Так я сделала все возможное, чтобы достичь поставленной цели. Признаю, что добивалась я этого порой жесткими и даже жестокими мерами, но нельзя проявлять мягкость и слабость там, где речь идет о власти и государственных интересах. В результате, используя стрельцов и следуя их требованиям, трон заняли оба брата, а я стала правительницей при несовершеннолетних царях. Я стала первой русской женщиной, положившей начало череде женских царствований. Я нарушила все прежние каноны и с открытым лицом вошла в мир мужчин, мир высокой политики.

Я со своими сподвижниками стремилась вести курс, направленный на стабилизацию внутреннего положения страны. С одной стороны путем реформирования законодательства мы боролись с произволом местных властей, способствовали развитию торговли, а с другой стороны укрепляли позиции дворянства, нашей основной опоры. Были и проекты отмены крепостного права, разработанные Голицыным. При мне было открыто первое высшее учебное заведение в Москве – Эллино-греческая академия (позже известная как Славяно-греко-латинская академия). Во внешней политике был достигнут ряд успехов; важное значение имело заключение в 1686 году Вечного мира с Речью Посполитой, что позволило в союзе с ней продолжать войну на юге; были признаны вечные права России на Киев. Имели место и неудачи, но не было еще ни одного правителя, который бы не делал ошибок.

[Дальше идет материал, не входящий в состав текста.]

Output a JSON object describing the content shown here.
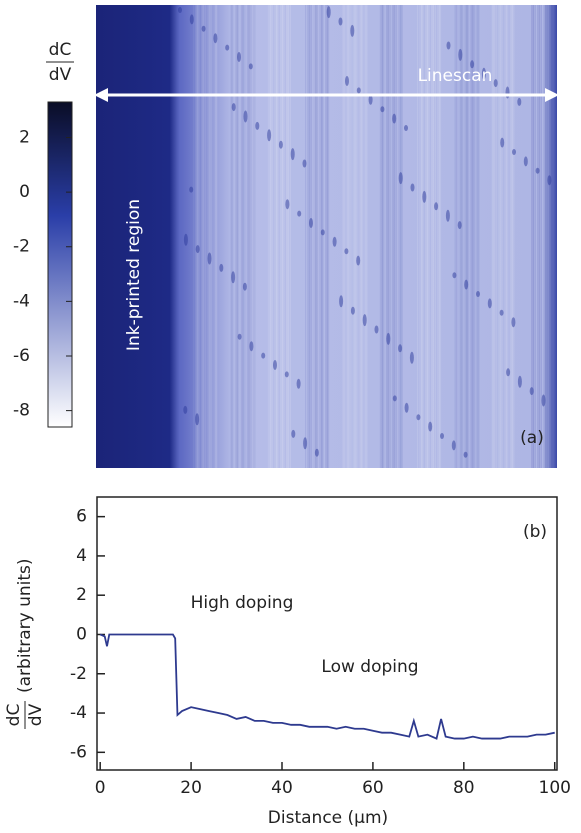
{
  "chart_data": [
    {
      "type": "heatmap",
      "colorbar_label_top": "dC",
      "colorbar_label_bottom": "dV",
      "colorbar_lim": [
        -8.6,
        3.3
      ],
      "colorbar_ticks": [
        2,
        0,
        -2,
        -4,
        -6,
        -8
      ],
      "colors": [
        "#0a0d26",
        "#2a3ea8",
        "#ffffff"
      ],
      "annotations": [
        "Linescan",
        "Ink-printed region",
        "(a)"
      ]
    },
    {
      "type": "line",
      "x": [
        0,
        1,
        1.5,
        2,
        4,
        6,
        8,
        10,
        12,
        14,
        16,
        16.5,
        17,
        18,
        20,
        22,
        24,
        26,
        28,
        30,
        32,
        34,
        36,
        38,
        40,
        42,
        44,
        46,
        48,
        50,
        52,
        54,
        56,
        58,
        60,
        62,
        64,
        66,
        68,
        69,
        70,
        72,
        74,
        75,
        76,
        78,
        80,
        82,
        84,
        86,
        88,
        90,
        92,
        94,
        96,
        98,
        100
      ],
      "series": [
        {
          "color": "#2e3a8f",
          "values": [
            0,
            -0.1,
            -0.6,
            0,
            0,
            0,
            0,
            0,
            0,
            0,
            0,
            -0.2,
            -4.1,
            -3.9,
            -3.7,
            -3.8,
            -3.9,
            -4.0,
            -4.1,
            -4.3,
            -4.2,
            -4.4,
            -4.4,
            -4.5,
            -4.5,
            -4.6,
            -4.6,
            -4.7,
            -4.7,
            -4.7,
            -4.8,
            -4.7,
            -4.8,
            -4.8,
            -4.9,
            -5.0,
            -5.0,
            -5.1,
            -5.2,
            -4.4,
            -5.2,
            -5.1,
            -5.3,
            -4.3,
            -5.2,
            -5.3,
            -5.3,
            -5.2,
            -5.3,
            -5.3,
            -5.3,
            -5.2,
            -5.2,
            -5.2,
            -5.1,
            -5.1,
            -5.0
          ]
        }
      ],
      "xlim": [
        -0.7,
        100.5
      ],
      "ylim": [
        -6.9,
        7
      ],
      "xticks": [
        0,
        20,
        40,
        60,
        80,
        100
      ],
      "yticks": [
        -6,
        -4,
        -2,
        0,
        2,
        4,
        6
      ],
      "xlabel": "Distance (μm)",
      "ylabel_top": "dC",
      "ylabel_bottom": "dV",
      "ylabel_units": "(arbitrary units)",
      "annotations": [
        "High doping",
        "Low doping",
        "(b)"
      ]
    }
  ]
}
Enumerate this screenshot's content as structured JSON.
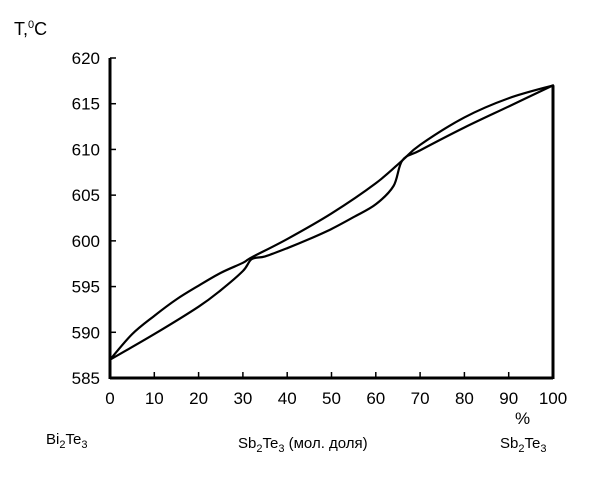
{
  "chart_data": {
    "type": "line",
    "title": "",
    "ylabel": "T,",
    "ylabel_sup": "0",
    "ylabel_unit": "C",
    "xlabel_unit": "%",
    "xlim": [
      0,
      100
    ],
    "ylim": [
      585,
      620
    ],
    "x_ticks": [
      0,
      10,
      20,
      30,
      40,
      50,
      60,
      70,
      80,
      90,
      100
    ],
    "y_ticks": [
      585,
      590,
      595,
      600,
      605,
      610,
      615,
      620
    ],
    "grid": false,
    "legend": "none",
    "series": [
      {
        "x": [
          0,
          5,
          10,
          15,
          20,
          25,
          30,
          32,
          40,
          50,
          60,
          66,
          70,
          80,
          90,
          100
        ],
        "y": [
          587,
          589.8,
          591.8,
          593.6,
          595.1,
          596.5,
          597.6,
          598.2,
          600.2,
          603.0,
          606.3,
          608.8,
          610.5,
          613.5,
          615.6,
          617
        ]
      },
      {
        "x": [
          0,
          10,
          20,
          25,
          30,
          32,
          35,
          40,
          45,
          50,
          55,
          60,
          64,
          66,
          70,
          80,
          90,
          100
        ],
        "y": [
          587,
          589.8,
          592.8,
          594.6,
          596.7,
          598.0,
          598.3,
          599.2,
          600.2,
          601.3,
          602.6,
          604.0,
          606.0,
          608.8,
          609.9,
          612.4,
          614.7,
          617
        ]
      }
    ]
  },
  "labels": {
    "left_end": {
      "base": "Bi",
      "sub1": "2",
      "mid": "Te",
      "sub2": "3"
    },
    "center": {
      "base": "Sb",
      "sub1": "2",
      "mid": "Te",
      "sub2": "3",
      "rest": " (мол. доля)"
    },
    "right_end": {
      "base": "Sb",
      "sub1": "2",
      "mid": "Te",
      "sub2": "3"
    }
  }
}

В конце моего правления постепенно образовалось два правительства: одно возглавляемое мной в Москве, а другое в Троице-Сергиеве монастыре во главе с Петром. Молодой царь взрослел и начинал понимать, что он имеет полное право занять единолично престол. В этой решающей схватке я потерпела поражение. Но я не считаю свою деятельность ошибочной и пагубно сказавшейся на судьбе России. Посудите сами, у меня и брата моего были одни и те же цели, видели мы Россию, развивающуюся в одном направлении. Но разница заключалась в выбранных средствах, в цене, которую пришлось заплатить нашей отчизне. Если бы у власти осталась я, столько ли людей пострадало и погибло, сколько загубил мой брат; было бы крепостное право в той форме, каким оно стало в результате политики Петра; забыли ли люди о самоуважении и личном достоинстве, если бы их так не унижали? Много еще можно задавать подобных вопросов. Но я убеждена в одном, что если бы мне дали шанс продолжить мною начатое дело, русский народ заплатил бы не такую страшную цену.